Thursday, August 30, 2007

Casanova on highway robbery



I've been rereading Casanova's memoirs about his visit to England in the 1760s, and is so often the case, it gives a picture of the time that's hard for our modern mind to really understand. Take this, for example.

"What do you think of highway robbers, then?"(he asks Sir Augustus Hervey, who may be this one, much later in life as Earl of Bristol.)



"I detest them as wretches dangerous to society, but I pity them when
I reflect that they are always riding towards the gallows. You go
out in a coach to pay a visit to a friend three or four miles out of
London. A determined and agile-looking fellow springs upon you with
his pistol in his hand, and says, 'Your money or your life.' What
would you do in such a case?"

"If I had a pistol handy I would blow out his brains, and if not I
would give him my purse and call him a scoundrelly assassin."

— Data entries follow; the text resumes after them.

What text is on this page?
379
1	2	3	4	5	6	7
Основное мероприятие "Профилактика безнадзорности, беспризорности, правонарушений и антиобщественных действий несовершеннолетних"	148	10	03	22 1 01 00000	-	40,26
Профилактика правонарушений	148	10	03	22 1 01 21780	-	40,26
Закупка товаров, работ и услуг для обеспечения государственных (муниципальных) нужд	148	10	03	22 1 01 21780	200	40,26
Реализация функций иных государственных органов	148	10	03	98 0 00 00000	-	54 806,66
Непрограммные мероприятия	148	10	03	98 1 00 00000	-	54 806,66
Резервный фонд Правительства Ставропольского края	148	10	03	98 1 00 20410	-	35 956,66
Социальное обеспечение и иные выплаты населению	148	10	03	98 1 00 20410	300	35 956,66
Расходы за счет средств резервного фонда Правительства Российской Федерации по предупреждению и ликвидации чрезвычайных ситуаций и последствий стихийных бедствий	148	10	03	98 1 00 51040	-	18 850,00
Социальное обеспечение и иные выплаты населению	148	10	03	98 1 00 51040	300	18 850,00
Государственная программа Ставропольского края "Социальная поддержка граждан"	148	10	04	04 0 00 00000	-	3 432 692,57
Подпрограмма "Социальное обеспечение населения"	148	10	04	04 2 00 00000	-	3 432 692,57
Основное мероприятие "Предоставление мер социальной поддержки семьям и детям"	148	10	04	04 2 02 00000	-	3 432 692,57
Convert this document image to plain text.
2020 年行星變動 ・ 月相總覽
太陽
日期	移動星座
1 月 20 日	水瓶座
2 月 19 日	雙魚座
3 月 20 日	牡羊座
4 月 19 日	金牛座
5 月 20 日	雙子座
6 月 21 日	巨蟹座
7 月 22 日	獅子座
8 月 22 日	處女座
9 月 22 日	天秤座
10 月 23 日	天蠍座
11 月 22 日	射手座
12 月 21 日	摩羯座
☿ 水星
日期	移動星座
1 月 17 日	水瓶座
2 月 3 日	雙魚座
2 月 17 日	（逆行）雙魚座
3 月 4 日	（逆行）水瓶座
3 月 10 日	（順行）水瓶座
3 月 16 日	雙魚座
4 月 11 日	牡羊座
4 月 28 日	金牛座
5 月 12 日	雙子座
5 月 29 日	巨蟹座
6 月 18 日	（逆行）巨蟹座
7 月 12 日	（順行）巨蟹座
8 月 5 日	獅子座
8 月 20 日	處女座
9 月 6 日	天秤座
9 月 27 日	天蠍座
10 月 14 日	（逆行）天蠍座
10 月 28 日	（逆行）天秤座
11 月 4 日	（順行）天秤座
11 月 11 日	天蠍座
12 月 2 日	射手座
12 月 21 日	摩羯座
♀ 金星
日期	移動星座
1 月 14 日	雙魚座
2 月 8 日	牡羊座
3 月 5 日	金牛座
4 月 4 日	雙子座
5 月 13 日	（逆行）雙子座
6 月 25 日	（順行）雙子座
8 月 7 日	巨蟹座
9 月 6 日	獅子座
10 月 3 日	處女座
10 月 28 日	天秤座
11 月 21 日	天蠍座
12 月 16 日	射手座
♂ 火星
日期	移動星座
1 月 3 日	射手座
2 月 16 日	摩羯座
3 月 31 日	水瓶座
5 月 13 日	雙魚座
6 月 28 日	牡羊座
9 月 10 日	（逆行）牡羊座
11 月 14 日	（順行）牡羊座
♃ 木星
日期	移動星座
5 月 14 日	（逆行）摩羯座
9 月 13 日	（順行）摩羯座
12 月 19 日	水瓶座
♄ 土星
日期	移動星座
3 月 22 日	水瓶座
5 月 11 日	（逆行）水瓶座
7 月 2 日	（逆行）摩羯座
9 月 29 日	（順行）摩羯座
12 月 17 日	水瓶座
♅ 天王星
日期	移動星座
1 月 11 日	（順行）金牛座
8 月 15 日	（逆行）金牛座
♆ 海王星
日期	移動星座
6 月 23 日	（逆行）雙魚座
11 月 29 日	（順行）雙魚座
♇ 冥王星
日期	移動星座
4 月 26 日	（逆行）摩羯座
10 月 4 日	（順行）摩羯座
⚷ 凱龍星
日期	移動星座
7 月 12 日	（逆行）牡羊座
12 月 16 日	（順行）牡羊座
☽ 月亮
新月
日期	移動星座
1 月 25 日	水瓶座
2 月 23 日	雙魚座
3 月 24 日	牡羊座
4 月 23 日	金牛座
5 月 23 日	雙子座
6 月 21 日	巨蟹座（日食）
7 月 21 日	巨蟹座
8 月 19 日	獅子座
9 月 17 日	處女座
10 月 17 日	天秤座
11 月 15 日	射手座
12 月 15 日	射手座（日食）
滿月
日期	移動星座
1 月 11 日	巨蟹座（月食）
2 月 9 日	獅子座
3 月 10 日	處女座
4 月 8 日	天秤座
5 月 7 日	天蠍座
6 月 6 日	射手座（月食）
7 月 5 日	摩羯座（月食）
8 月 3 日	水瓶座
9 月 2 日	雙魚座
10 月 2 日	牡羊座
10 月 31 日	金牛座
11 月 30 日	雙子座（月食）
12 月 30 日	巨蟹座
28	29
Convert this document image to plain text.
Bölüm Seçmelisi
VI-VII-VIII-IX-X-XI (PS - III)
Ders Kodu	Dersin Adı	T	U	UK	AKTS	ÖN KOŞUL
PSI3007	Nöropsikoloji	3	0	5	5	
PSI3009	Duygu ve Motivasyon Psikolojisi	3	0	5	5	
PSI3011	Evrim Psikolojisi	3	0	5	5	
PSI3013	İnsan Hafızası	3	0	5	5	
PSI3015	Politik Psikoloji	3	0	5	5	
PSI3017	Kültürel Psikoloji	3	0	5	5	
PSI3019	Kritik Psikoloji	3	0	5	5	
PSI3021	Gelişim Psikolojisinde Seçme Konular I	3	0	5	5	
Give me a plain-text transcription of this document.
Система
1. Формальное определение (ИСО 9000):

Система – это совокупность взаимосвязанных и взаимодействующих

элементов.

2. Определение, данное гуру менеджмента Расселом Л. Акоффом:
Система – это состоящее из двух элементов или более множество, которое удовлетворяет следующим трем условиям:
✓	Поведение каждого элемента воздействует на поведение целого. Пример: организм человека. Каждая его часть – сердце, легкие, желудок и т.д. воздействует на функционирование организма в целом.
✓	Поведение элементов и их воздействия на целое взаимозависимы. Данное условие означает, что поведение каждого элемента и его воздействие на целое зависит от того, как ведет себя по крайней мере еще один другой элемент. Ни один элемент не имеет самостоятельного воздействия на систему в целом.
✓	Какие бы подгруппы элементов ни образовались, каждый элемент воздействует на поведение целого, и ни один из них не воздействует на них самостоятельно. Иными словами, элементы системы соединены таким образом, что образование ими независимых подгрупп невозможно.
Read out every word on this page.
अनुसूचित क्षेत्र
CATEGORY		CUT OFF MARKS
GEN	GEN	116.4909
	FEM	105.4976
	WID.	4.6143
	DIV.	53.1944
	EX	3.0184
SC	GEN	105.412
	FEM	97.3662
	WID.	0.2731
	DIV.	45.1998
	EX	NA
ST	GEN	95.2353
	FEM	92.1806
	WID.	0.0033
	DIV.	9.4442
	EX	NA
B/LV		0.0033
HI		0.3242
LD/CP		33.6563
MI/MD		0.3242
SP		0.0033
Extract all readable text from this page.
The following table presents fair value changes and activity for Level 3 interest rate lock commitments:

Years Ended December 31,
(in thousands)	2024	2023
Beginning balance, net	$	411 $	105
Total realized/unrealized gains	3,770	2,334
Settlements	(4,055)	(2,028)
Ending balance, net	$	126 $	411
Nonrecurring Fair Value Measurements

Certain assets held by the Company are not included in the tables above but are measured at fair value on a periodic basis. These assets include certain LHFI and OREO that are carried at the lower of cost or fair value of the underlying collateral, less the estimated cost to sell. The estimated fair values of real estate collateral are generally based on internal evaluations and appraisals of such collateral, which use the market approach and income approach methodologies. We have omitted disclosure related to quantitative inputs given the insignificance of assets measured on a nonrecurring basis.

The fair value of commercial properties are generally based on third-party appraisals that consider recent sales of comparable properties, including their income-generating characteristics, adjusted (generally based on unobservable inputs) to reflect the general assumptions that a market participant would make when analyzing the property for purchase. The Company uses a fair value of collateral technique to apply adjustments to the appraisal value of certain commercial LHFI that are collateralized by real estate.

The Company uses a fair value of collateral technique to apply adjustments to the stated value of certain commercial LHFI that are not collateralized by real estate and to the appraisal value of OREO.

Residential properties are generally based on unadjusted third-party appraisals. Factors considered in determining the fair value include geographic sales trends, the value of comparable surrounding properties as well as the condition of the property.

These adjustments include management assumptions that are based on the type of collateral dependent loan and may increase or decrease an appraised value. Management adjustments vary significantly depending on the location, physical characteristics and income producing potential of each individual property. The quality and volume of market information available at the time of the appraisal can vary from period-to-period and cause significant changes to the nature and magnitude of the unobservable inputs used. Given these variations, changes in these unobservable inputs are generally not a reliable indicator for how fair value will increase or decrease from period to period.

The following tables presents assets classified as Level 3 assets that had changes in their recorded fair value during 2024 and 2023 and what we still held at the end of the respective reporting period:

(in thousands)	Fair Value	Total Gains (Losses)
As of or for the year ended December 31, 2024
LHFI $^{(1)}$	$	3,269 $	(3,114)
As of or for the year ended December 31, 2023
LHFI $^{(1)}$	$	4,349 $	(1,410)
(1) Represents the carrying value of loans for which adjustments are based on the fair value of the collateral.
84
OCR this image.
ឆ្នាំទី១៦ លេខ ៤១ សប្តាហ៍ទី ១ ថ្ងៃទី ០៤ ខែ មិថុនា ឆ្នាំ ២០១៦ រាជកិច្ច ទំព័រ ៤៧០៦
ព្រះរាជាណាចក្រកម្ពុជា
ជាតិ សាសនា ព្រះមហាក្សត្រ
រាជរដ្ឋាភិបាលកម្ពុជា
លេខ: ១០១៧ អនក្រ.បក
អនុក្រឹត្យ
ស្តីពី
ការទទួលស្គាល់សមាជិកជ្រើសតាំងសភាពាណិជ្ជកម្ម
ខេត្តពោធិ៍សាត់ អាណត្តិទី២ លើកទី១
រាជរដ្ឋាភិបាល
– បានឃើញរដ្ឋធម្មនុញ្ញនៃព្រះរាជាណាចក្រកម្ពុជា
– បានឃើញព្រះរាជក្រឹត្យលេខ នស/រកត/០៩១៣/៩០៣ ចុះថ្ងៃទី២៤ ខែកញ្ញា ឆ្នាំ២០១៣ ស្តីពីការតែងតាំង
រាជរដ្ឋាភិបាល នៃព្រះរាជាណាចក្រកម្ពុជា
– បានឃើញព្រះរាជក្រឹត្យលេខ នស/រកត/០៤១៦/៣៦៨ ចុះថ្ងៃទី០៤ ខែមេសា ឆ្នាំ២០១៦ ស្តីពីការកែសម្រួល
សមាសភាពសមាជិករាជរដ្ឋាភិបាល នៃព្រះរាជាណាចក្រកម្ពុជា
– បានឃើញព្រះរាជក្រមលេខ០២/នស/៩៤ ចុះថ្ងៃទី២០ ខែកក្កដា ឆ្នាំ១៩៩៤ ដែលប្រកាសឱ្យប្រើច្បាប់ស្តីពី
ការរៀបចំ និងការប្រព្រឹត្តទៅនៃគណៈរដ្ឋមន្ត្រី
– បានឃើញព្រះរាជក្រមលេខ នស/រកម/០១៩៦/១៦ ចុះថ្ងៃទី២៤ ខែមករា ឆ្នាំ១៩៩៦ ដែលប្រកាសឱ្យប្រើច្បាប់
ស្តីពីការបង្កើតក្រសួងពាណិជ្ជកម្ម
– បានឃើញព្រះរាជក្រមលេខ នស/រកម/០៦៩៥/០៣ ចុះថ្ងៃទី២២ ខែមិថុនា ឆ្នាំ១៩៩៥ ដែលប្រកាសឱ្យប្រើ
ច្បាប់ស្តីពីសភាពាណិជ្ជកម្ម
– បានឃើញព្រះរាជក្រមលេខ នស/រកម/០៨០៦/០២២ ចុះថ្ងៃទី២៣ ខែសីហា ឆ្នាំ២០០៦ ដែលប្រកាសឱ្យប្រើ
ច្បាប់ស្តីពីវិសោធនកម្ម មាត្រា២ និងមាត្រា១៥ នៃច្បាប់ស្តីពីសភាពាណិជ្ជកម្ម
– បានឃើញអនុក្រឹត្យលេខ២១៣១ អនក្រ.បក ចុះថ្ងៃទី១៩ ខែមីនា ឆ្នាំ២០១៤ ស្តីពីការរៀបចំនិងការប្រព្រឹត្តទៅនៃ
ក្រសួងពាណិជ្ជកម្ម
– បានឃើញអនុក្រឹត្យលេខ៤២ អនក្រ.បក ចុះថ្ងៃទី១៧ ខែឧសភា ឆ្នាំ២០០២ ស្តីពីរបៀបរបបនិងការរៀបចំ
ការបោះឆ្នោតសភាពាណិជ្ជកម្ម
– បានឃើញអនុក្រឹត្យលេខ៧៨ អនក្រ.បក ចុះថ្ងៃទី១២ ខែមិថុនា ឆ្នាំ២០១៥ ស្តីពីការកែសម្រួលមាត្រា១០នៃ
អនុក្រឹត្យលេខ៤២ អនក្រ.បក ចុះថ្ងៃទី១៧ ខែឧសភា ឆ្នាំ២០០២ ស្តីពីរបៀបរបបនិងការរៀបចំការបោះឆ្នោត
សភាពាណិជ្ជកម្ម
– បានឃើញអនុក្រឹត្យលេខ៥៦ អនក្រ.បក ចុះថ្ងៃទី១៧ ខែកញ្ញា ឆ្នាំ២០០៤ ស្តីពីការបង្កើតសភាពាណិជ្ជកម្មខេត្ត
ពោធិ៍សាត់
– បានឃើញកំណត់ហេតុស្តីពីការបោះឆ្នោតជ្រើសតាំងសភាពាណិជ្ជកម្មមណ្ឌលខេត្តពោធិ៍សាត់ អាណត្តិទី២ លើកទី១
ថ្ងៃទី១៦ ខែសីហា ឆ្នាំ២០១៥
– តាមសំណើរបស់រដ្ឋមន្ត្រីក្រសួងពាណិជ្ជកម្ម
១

"You would be wrong in both cases. If you killed him, you would be
hanged, for you have no right to take the law into your own hands;
and if you called him an assassin, he would tell you that he was no
assassin as he attacked you openly and gave you a free choice. Nay,
he is generous, for he might kill you and take your money as well.
You might, indeed, tell him he has an evil trade, and he would tell
you that you were right, and that he would try to avoid the gallows
as long as possible. He would then thank you and advise you never to
drive out of London without being accompanied by a mounted servant,
as then no robber would dare to attack you. We English always carry
two purses on our journeys; a small one for the robbers and a large
one for ourselves."

What answer could I make to such arguments, based as they were on the
national manners? England is a rich sea, but strewn with reefs, and
those who voyage there would do well to take precautions. Sir
Augustus Hervey's discourse gave me great pleasure."
I could paraphrase that. The past is a rich sea, but strewn with reefs, and
those who write there would do well to be very wary.